From Robert R. Livingston
LS: University of Pennsylvania Library; AL (draft): New-York Historical Society; transcript: National Archives
Philadelphia 9th. May 1783
We have yet had no information from you subsequent to the signature of the Preliminary Articles by France, Spain and Britain, tho’ we have seen a declaration for the cessation of Hostilities signed by you, Mr. Adams, and Mr Jay—7 We grow every day more anxious for the definitive Treaty, since we have as yet discovered no inclination in the Enemy to evacuate their Posts—and in sending off the Slaves they have directly infringed the provisional Treaty,8 tho’ we on our part have paid the strictest regard to it— This will be more fully explained by the enclosed Copy of a Letter from General Washington containing a relation of what passed between him and General Carleton at a late interview—9 let me again intreat that no doubt may be left in the Treaty relative to the time and manner of evacuating their Posts here— Without more precision and accuracy in this, than we find in the provisional Articles, we shall soon be involved in new disputes with Great Britain—
Our Finances are still greatly embarrassed—you may in part see our distress, and the means Congress are using to releive themselves from them, by the enclosed Pamplet, which I wish you and your Colleagues to read but not to publish—1
The enclosed Resolution imposes a new task upon you,2 I hope you will find no great difficulty in procuring the small augmentation to the Loan, which it requires—be assured that it is extremely necessary to sett us down in Peace—
None of the States tho’ frequently called upon have sent me the Estimates of their losses by the Ravages of the British, except Connecticut and Rhode Island, and their Accounts are extremely imperfect, such as they are I enclose them;3 For my own part I have no great expectation, that any compensation for these losses will be procured, however if possible it should be attempted— Commissioners might be appointed to assertain them here—great part of the Prisoners are on their way to New York, and the whole will be sent in a few days—4 they will amount to about six thousand Men— Our Ports begin to be crouded with Vessels,5 there is reason to fear that a superabundance of foreign Articles will in the end produce as much disstress as the want of them has heretofore occasioned—
I have the honor to be—sir, with great Respect and Esteem your most obedt humble servant,
R R Livingston
Honble Benj: Franklin
7. Above, Feb. 20.
8. The seventh article of the provisional treaty (XXXVIII, 386). In 1782–83 the British evacuated nearly 3,000 black people from Savannah and nearly 8,000 from Charleston, the vast majority of whom were enslaved to Loyalists. Moreover, at least 4,000 free blacks departed on evacuation ships from New York: Cassandra Pybus, “Jefferson’s Faulty Math: the Question of Slave Defections in the American Revolution,” W&MQ, 3rd ser., LXII (2005), 262–4; Sylvia R. Frey, Water from the Rock: Black Resistance in a Revolutionary Age (Princeton, 1991), pp. 174–9, 192–3.

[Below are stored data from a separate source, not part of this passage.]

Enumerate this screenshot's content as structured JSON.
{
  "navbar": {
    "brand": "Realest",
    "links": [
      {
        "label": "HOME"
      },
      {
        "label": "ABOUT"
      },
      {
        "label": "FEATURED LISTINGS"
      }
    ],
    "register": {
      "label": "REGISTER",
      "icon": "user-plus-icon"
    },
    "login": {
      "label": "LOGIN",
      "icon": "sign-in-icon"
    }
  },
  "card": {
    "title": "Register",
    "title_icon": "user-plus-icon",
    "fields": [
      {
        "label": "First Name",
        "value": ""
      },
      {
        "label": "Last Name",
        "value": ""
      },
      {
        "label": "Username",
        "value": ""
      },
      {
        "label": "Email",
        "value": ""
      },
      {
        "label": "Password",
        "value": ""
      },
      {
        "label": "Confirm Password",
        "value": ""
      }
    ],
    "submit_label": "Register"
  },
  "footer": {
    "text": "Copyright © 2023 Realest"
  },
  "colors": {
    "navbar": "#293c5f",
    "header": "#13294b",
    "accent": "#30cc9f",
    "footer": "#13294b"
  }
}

9. This was undoubtedly Washington’s May 8 letter to President of Congress Boudinot, enclosing a copy of his May 6 letter to Carleton and the minutes of their meeting earlier that day in which the subject of slaves was discussed: Fitzpatrick, Writings of Washington, XXVI, 402–6, 408–9, 410–12. Copies of all three documents are with BF’s papers at the APS.
1. The pamphlet, Address and Recommendations to the States, by the United States in Congress assembled (Philadelphia, 1783), consisted of a circular letter Congress adopted on April 26 concerning the national debt (JCC, XXIV, 277–83) and supporting documents. Among the latter were excerpts from BF’s letter to Robert Morris of Dec. 23, 1782, announcing the new French loan, and a copy of the July 16, 1782, financial contract between BF and Vergennes. Appended to the contract was Congress’ ratification, signed by Elias Boudinot on Jan. 22, 1783. When answering the present letter on July 22, 1783, BF informed Livingston that the pamphlet was his first indication that the contract had been ratified, as the document itself had not arrived: Wharton, Diplomatic Correspondence, VI, 585.
2. A May 5 resolution directing that an application be made to Louis XVI for an additional 3,000,000 l.t.: JCC, XXIV, 328.
3. The enclosures are missing. The peace commissioners had requested the estimates the previous December: XXXVIII, 452.
4. A number of British officers had come to Philadelphia to conduct them: Smith, Letters, XX, 229.
5. During May there was a dramatic rise of ship entries into the port of Philadelphia: Richard Buel, Jr., In Irons: Britain’s Naval Supremacy and the American Revolutionary Economy (New Haven and London, 1998), p. 246.